The detection method of impurity composition chromatography in food-grade carbon-dioxide utilizes mentioned-above food-grade titanium dioxide
The method that impurity composition chromatographic analysis device is detected in carbon, specifically includes the following steps:
(1) when ten-way valve I and ten-way valve II are in original state, sample gas passes through sample gas inlet I respectively and sample gas inlet II enters
Ten-way valve I and ten-way valve II, so as to be full of sample gas in quantitative loop I, quantitative loop II and quantitative loop III;
Under this step, after single injected sampling, sample gas enters gas phase chromatographic device, is then split into sample gas I 19 and sample gas II 22 simultaneously
Ten-way valve I and ten-way valve II are respectively enterd, wherein the airflow process of sample gas I 19 are as follows: sample gas I 19 enters from I C of sample gas inlet
Ten-way valve I, then from I inlet communication mouth B of quantitative loop come out enter quantitative loop I 7, after from I outlet mouth E of quantitative loop enter ten
Port valve I finally exports I D from sample gas and comes out from the discharge of I output end 26 of sample gas.

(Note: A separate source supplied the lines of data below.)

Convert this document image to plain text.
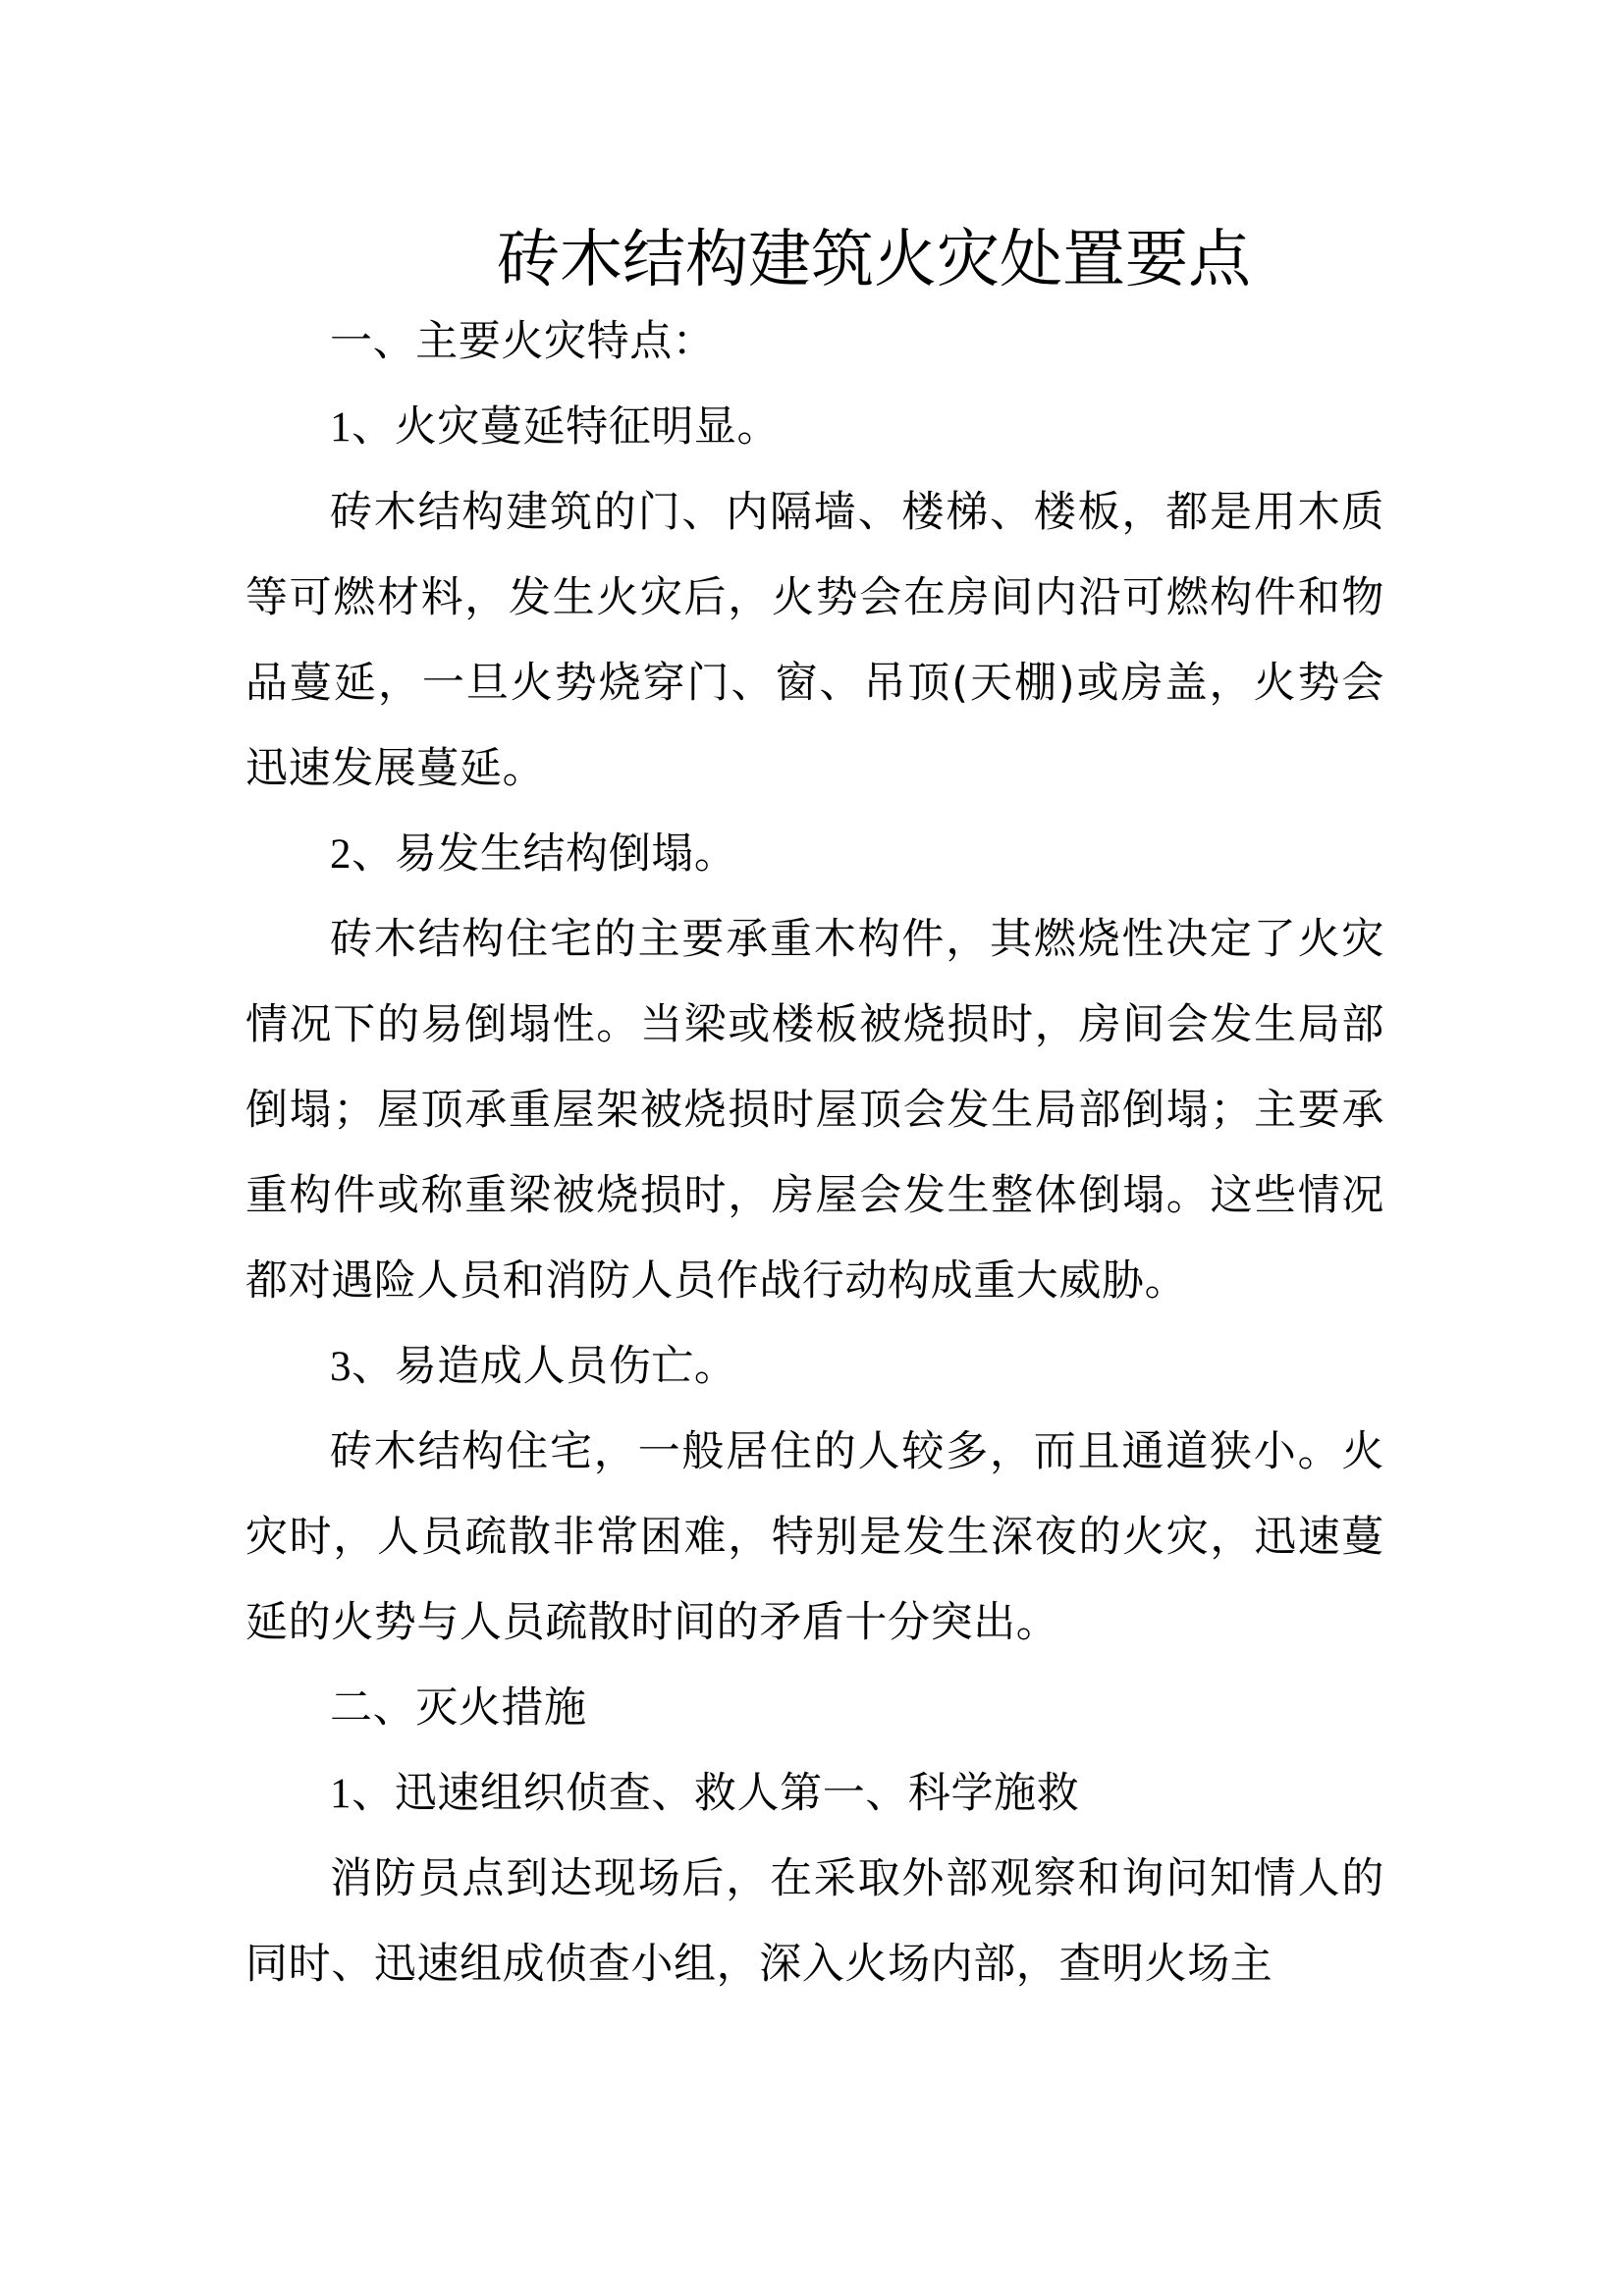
砖木结构建筑火灾处置要点

一、主要火灾特点：

1、火灾蔓延特征明显。

砖木结构建筑的门、内隔墙、楼梯、楼板，都是用木质等可燃材料，发生火灾后，火势会在房间内沿可燃构件和物品蔓延，一旦火势烧穿门、窗、吊顶(天棚)或房盖，火势会迅速发展蔓延。

2、易发生结构倒塌。

砖木结构住宅的主要承重木构件，其燃烧性决定了火灾情况下的易倒塌性。当梁或楼板被烧损时，房间会发生局部倒塌；屋顶承重屋架被烧损时屋顶会发生局部倒塌；主要承重构件或称重梁被烧损时，房屋会发生整体倒塌。这些情况都对遇险人员和消防人员作战行动构成重大威胁。

3、易造成人员伤亡。

砖木结构住宅，一般居住的人较多，而且通道狭小。火灾时，人员疏散非常困难，特别是发生深夜的火灾，迅速蔓延的火势与人员疏散时间的矛盾十分突出。

二、灭火措施

1、迅速组织侦查、救人第一、科学施救

消防员点到达现场后，在采取外部观察和询问知情人的同时、迅速组成侦查小组，深入火场内部，查明火场主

And the airflow process of sample gas II 22 are as follows: sample gas II 22 enters ten-way valve II from sample gas inlet O, then from quantitative
II inlet communication mouth N of ring enters quantitative loop II 8, then enters ten-way valve II from II outlet mouth K of quantitative loop, then from quantitative loop III
Inlet communication mouth T enters quantitative loop III 10, then exports connection mouth Q from quantitative loop III and enters ten-way valve II, finally goes out from sample gas
II P of mouth, which comes out from II output end 29 of sample gas, to be discharged.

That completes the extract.